TriMet Announces Layoffs, Works to Close $300 Million shortfall

Transit agency cuts $17.7 million in internal spending, eliminates 68 positions as part of long-term financial recovery plan

TriMet has begun implementing a series of internal cost-cutting measures aimed at stabilizing its long-term finances, including significant staffing reductions and departmental reorganizations. The agency announced the elimination of 68 administrative positions, 26 of which resulted in nonunion employee layoffs. More than half of the eliminated positions were vacant at the time of the decision. No union staff were laid off, though some were reassigned under existing labor agreements.

The reductions are part of a larger effort to close an estimated $300 million shortfall projected over the next several years. According to TriMet, the changes follow months of workforce assessments, operational reviews, and attempts to limit involuntary separations through attrition.

“These administrative cuts are part of a broader recovery plan to stabilize TriMet’s finances and ensure long-term sustainability so we can continue providing the public transit service our region needs for decades to come,” said TriMet General Manager Sam Desue Jr.

TriMet is offering severance packages and reemployment assistance to employees affected by the layoffs. The agency emphasized that the decisions were based on operational needs and not a reflection of employee performance or contributions.
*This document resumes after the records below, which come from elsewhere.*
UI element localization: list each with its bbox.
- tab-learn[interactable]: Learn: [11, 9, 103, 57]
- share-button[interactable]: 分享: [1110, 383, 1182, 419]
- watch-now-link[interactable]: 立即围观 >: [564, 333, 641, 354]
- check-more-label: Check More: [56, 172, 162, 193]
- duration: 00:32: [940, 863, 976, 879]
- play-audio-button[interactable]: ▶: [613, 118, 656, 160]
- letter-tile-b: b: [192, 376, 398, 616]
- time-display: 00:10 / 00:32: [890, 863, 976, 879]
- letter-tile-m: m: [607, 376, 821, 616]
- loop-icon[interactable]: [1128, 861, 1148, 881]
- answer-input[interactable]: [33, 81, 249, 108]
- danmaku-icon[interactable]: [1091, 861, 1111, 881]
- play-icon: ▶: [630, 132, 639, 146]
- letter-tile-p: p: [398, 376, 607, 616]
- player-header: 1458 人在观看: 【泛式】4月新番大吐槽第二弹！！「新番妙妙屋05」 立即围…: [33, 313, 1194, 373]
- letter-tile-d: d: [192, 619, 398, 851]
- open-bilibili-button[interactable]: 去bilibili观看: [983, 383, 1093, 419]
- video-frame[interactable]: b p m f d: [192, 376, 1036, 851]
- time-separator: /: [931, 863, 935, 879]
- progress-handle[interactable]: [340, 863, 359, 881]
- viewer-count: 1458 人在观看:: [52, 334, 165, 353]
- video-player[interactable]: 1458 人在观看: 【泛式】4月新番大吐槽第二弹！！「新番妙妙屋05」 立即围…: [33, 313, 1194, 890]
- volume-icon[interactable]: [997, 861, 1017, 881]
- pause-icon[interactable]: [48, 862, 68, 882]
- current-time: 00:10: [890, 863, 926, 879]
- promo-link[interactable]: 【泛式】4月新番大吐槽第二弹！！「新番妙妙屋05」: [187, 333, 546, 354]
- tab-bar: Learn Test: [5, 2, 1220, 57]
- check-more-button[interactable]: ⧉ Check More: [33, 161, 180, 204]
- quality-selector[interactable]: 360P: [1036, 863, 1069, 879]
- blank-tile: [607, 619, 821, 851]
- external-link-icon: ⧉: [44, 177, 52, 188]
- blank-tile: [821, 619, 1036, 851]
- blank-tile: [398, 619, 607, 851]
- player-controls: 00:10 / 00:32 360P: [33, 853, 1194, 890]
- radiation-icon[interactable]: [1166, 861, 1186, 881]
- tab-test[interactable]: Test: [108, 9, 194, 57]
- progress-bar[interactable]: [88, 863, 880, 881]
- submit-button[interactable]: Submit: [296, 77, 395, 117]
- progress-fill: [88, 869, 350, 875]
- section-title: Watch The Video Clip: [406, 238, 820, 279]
To date, TriMet's internal spending reductions total $17.7 million. These include staffing cuts, reorganization of certain work groups, a hiring freeze, discretionary spending reductions, and other efficiency measures. But Desue noted that internal cuts alone will not be enough to close the agency’s long-term gap. TriMet is exploring new revenue sources, including a potential fare increase, and aims to fully balance its budget by July 1, 2028.

“Layoffs are always a last resort,” Desue said. “We’ve worked hard to limit them as much as possible, but the financial realities we face made some unavoidable.”

Service reductions are also part of the recovery plan. Beginning November 30, 2025, and continuing into March 2026, TriMet will scale back service on select bus lines during low-ridership hours. More substantial cuts in 2026 and 2027 are expected to bring service levels closer in line with available funding. As service is reduced, TriMet anticipates that staffing needs will decrease accordingly, with future reductions prioritized through attrition.

“With rising costs and challenges around sustainable funding, our expenses have outpaced our revenue, despite our efforts to increase ridership and make riding easier and safer,” Desue said. “We remain committed to protecting the core transit services our community depends on.”

TriMet recently completed an initial round of community engagement to gather feedback on service priorities. Updated proposals for broader service reductions are expected in January 2026, followed by another public comment period. More information is available at trimet.org/servicecuts.